Edebiyat atölyesine katılan ve kitapta iki öyküsü bulunan Şule Akseki, farklı çalışmalardan yer almaktan hoşlanan, öğrencilerinin kendilerini geliştirmelerine önem veren, ‘savaş oyunları’nı sildirip, kelime oyunlarına yönelten bir edebiyat öğretmeni. Hem Bahar Akgün’ün hem de Şule Akseki’nin Kurşun Kalem Dergisi’nde öyküleri yayınlanmış. “Ben 4 yıl okulunu okudum ama atölye sayesinde bir kez daha öğrendim.” diyor. Yazdığı ‘Çöl Yazgısı’ bu kitabın tamamlanan ilk öyküsüymüş. Şiddeti öykülerinde, “sünnet” üzerinden ele alıyor. ‘Neden sünnet?’ diye sorduğumda şöyle cevap verdi; “Her konuda araştırma yaparak belli bir yerlere geliyoruz. Ben şiddetle ilgili ne yazabilirim nasıl olabilir diye gazete sayfalarında birtakım çalışmalar yaparken Güney Afrikalı bir mankenin -sünnetle ilgili- hala kendi ülkesinde bunun devam ettiğiyle bağlantılı bir yazıya tanık oldum. Şu anda mankenin ismini anımsayamıyorum. Ben o gazetede bir sürü şey okudum. Biraz kendimi dinlendireyim dedikten sonra tekrar o sayfaya döndüm. Sonra konu kendiliğinden çıktı. Tamamen rastlantısal… Sonra tabii bu konunun sağlıkla ilgili yazılarını okudum. Tarihi dönemle bağlantılı yazılarını okudum. Mısır’da bunun (kadın sünneti) hala devam ettiğiyle bağlantılı haberlere girdim. Bu durum bekaretle bağlantılı bir altyapıya sahip”

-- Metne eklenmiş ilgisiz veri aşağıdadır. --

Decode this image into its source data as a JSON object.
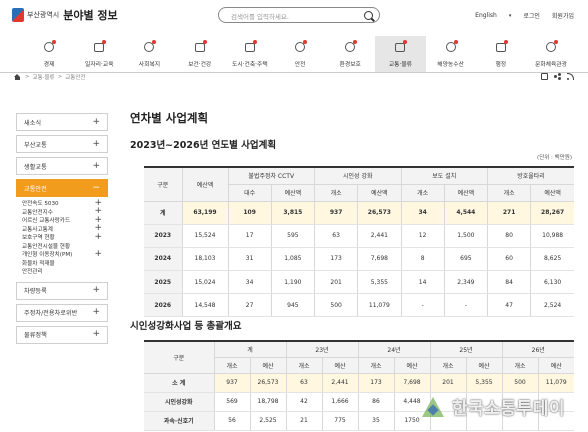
{
  "header": {
    "org": "부산광역시",
    "title": "분야별 정보",
    "search_placeholder": "검색어를 입력하세요.",
    "lang": "English",
    "login": "로그인",
    "signup": "회원가입"
  },
  "menu": [
    {
      "label": "경제",
      "icon": "economy-icon"
    },
    {
      "label": "일자리·교육",
      "icon": "jobs-icon"
    },
    {
      "label": "사회복지",
      "icon": "welfare-icon"
    },
    {
      "label": "보건·건강",
      "icon": "health-icon"
    },
    {
      "label": "도시·건축·주택",
      "icon": "city-icon"
    },
    {
      "label": "안전",
      "icon": "safety-icon"
    },
    {
      "label": "환경보호",
      "icon": "environment-icon"
    },
    {
      "label": "교통·물류",
      "icon": "traffic-icon",
      "active": true
    },
    {
      "label": "해양농수산",
      "icon": "ocean-icon"
    },
    {
      "label": "행정",
      "icon": "admin-icon"
    },
    {
      "label": "문화체육관광",
      "icon": "culture-icon"
    }
  ],
  "breadcrumb": [
    "교통·물류",
    "교통안전"
  ],
  "sidebar": {
    "items": [
      {
        "label": "새소식"
      },
      {
        "label": "부산교통"
      },
      {
        "label": "생활교통"
      },
      {
        "label": "교통안전",
        "active": true
      },
      {
        "label": "차량등록"
      },
      {
        "label": "주정차/전용차로위반"
      },
      {
        "label": "물류정책"
      }
    ],
    "sub": [
      {
        "label": "안전속도 5030",
        "plus": true
      },
      {
        "label": "교통안전지수",
        "plus": true
      },
      {
        "label": "어르신 교통사랑카드",
        "plus": true
      },
      {
        "label": "교통사고통계",
        "plus": true
      },
      {
        "label": "보호구역 현황",
        "plus": true
      },
      {
        "label": "교통안전시설물 현황",
        "plus": false
      },
      {
        "label": "개인형 이동장치(PM)",
        "plus": true
      },
      {
        "label": "화물차 적재물",
        "plus": false
      },
      {
        "label": "안전관리",
        "plus": false
      }
    ]
  },
  "content": {
    "title": "연차별 사업계획",
    "subtitle": "2023년~2026년 연도별 사업계획",
    "unit": "(단위 : 백만원)",
    "section2": "시인성강화사업 등 총괄개요"
  },
  "table1": {
    "h_div": "구분",
    "h_budget": "예산액",
    "groups": [
      "불법주정차 CCTV",
      "시인성 강화",
      "보도 설치",
      "방호울타리"
    ],
    "sub": [
      "대수",
      "예산액",
      "개소",
      "예산액",
      "개소",
      "예산액",
      "개소",
      "예산액"
    ],
    "rows": [
      {
        "label": "계",
        "values": [
          "63,199",
          "109",
          "3,815",
          "937",
          "26,573",
          "34",
          "4,544",
          "271",
          "28,267"
        ]
      },
      {
        "label": "2023",
        "values": [
          "15,524",
          "17",
          "595",
          "63",
          "2,441",
          "12",
          "1,500",
          "80",
          "10,988"
        ]
      },
      {
        "label": "2024",
        "values": [
          "18,103",
          "31",
          "1,085",
          "173",
          "7,698",
          "8",
          "695",
          "60",
          "8,625"
        ]
      },
      {
        "label": "2025",
        "values": [
          "15,024",
          "34",
          "1,190",
          "201",
          "5,355",
          "14",
          "2,349",
          "84",
          "6,130"
        ]
      },
      {
        "label": "2026",
        "values": [
          "14,548",
          "27",
          "945",
          "500",
          "11,079",
          "-",
          "-",
          "47",
          "2,524"
        ]
      }
    ]
  },
  "table2": {
    "h_div": "구분",
    "groups": [
      "계",
      "23년",
      "24년",
      "25년",
      "26년"
    ],
    "sub": [
      "개소",
      "예산",
      "개소",
      "예산",
      "개소",
      "예산",
      "개소",
      "예산",
      "개소",
      "예산"
    ],
    "rows": [
      {
        "label": "소 계",
        "values": [
          "937",
          "26,573",
          "63",
          "2,441",
          "173",
          "7,698",
          "201",
          "5,355",
          "500",
          "11,079"
        ]
      },
      {
        "label": "시인성강화",
        "values": [
          "569",
          "18,798",
          "42",
          "1,666",
          "86",
          "4,448",
          "",
          "",
          "",
          ""
        ]
      },
      {
        "label": "과속·신호기",
        "values": [
          "56",
          "2,525",
          "21",
          "775",
          "35",
          "1750",
          "",
          "",
          "",
          ""
        ]
      }
    ]
  },
  "watermark": "한국소통투데이"
}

“Şu an yaşadığımız pek çok sorunun, eğitimsiz ve bilinçsiz olmaktan kaynaklandığını düşünüyorum. Sizin gözlemlediğiniz şeyler neler?” diye sordum Şule Akseki’ye, bir edebiyat öğretmeni olarak cevaba şöyle başladı:

“Görgülü kuşlar gördüğünü işler diye bir atasözümüz var. Ailenin yapısı da çok önemli şiddet konusunda. Ne düşünürsün nasıl hissedersin diye sorgulayabilen bir ailede -sözde- cahil birinin de çok insani olduğunu, kibarlaştığını görebiliyorsunuz. Ya da üniversiteler okumuş, yüksek yapmış birinin görgüsü o şiddet noktasındaysa, algısı öyle işliyorsa siz onu da görüyorsunuz. Bence kesin yapılmış olan bir odur budur diye bir şey yok. Her an her şekilde karşımıza çıkabilir. Evrenselleştiren boyutu da bu zaten. Coğrafyaya, tarihe falan bakmıyor.”

Son olarak, “İnsanlar bu kitabı neden okusun, edinsin?” diye sordum karşımda oturan 3 kadına, dünyada bir arada yaşıyorken neden bu kadar ayrışıyoruz, şiddet, kötülük neden bu kadar fazla sorularına yoğunlaştılar. Cevabı Handan Gökçek şu cümleyle özetledi, “Biz bir soru sorduk bu kitapta, cevabı okurlardan bekliyoruz.”

“Herkes aynı çizgi üzerindedir.  Biraz bunun farkına vardırmaya çalıştık. Hepimiz aynıyız. Bunu söyledik. Biz sürekli beraber yaşıyoruz, o zaman niye ötekileştirerek şiddet uyguluyoruz birbirimize. Bu kitap baştan başa bir soru soruyor. Bu kitap koskocaman bir soru işareti ve cevabını okurlardan bekliyoruz.”